Journalist Damian Barr arrives to a busy crowd in the George Street Spark Theatre to discuss his debut novel, You Will Be Safe Here (chaired by fellow Scottish writer, Richard Holloway). Most audience members will know him from his newspaper articles and breakout memoir, Maggie and Me, and the coming-of-age themes in that autobiography are very much part of his foray into fiction.

He begins by discussing the interconnectedness of human history and it’s this idea that permeates much of the talk today. You Will Be Safe Here is a fictional account of Willem, a South African boy sent to a camp that his mother was told would turn ‘boys into men’. The story is very much based on truth, though, of Raymond Buys who was killed in a camp just like this, and who Barr wrote about in an article for The Guardian. And those camps in turn, Barr notes, are entirely related to the Nazi concentration camps, the British camps of the Boer War – even the illegal immigrant camps in present day USA.
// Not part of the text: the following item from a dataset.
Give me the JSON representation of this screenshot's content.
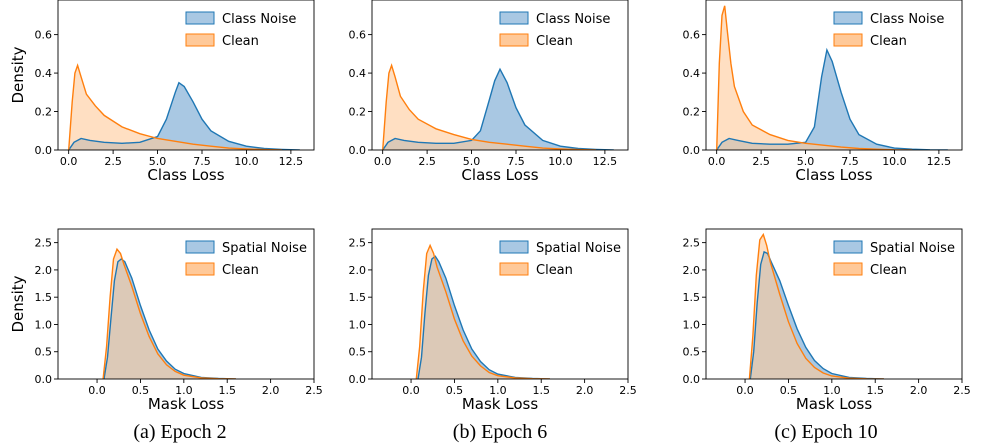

The Boer War forms the basis of further discussion as Barr and Holloway discuss our collective ignorance towards it, particularly in relation to society’s omnipresent reminders of the First and Second World Wars.

As well as conflict on a national and political scale, the novel is also very much concerned with homophobia and toxic masculinity, particularly in its second half, the author tells us. What began as a research project of passion (without a novel in mind) eventually began to take shape and form a fictional narrative in Barr’s mind. In a fascinating section of today’s talk, he naturally showcases his storytelling abilities as he recounts a terrifying research visit to the camp near Johannesburg where Raymond was killed, reminding the audience of the magnitude and horror of this very real situation.

Barr also reads two extracts – the first a diary entry from the novel’s opening and the second an intimate, atmospheric scene from later in the story. The language is gentle, neatly descriptive and, as Holloway suggests, ‘elegant’, narrated in present tense which brings an immediacy and directness to the story of Willem. The closing audience question and answer session brings up new and interesting areas for discussion, including the motivations of Raymond Buys’s mother, modern day iterations of the institutions examined in the novel, and Emily Hobhouse – a figure not many of the audience seem aware of but who Barr implores us to research.

Damian Barr is a captivating speaker for the hour. He is articulate and insightful and he provides us with an engaging insight into both the important historical context of his new novel as well as the creation of a fictional set of characters who are intriguing and sensitively captured.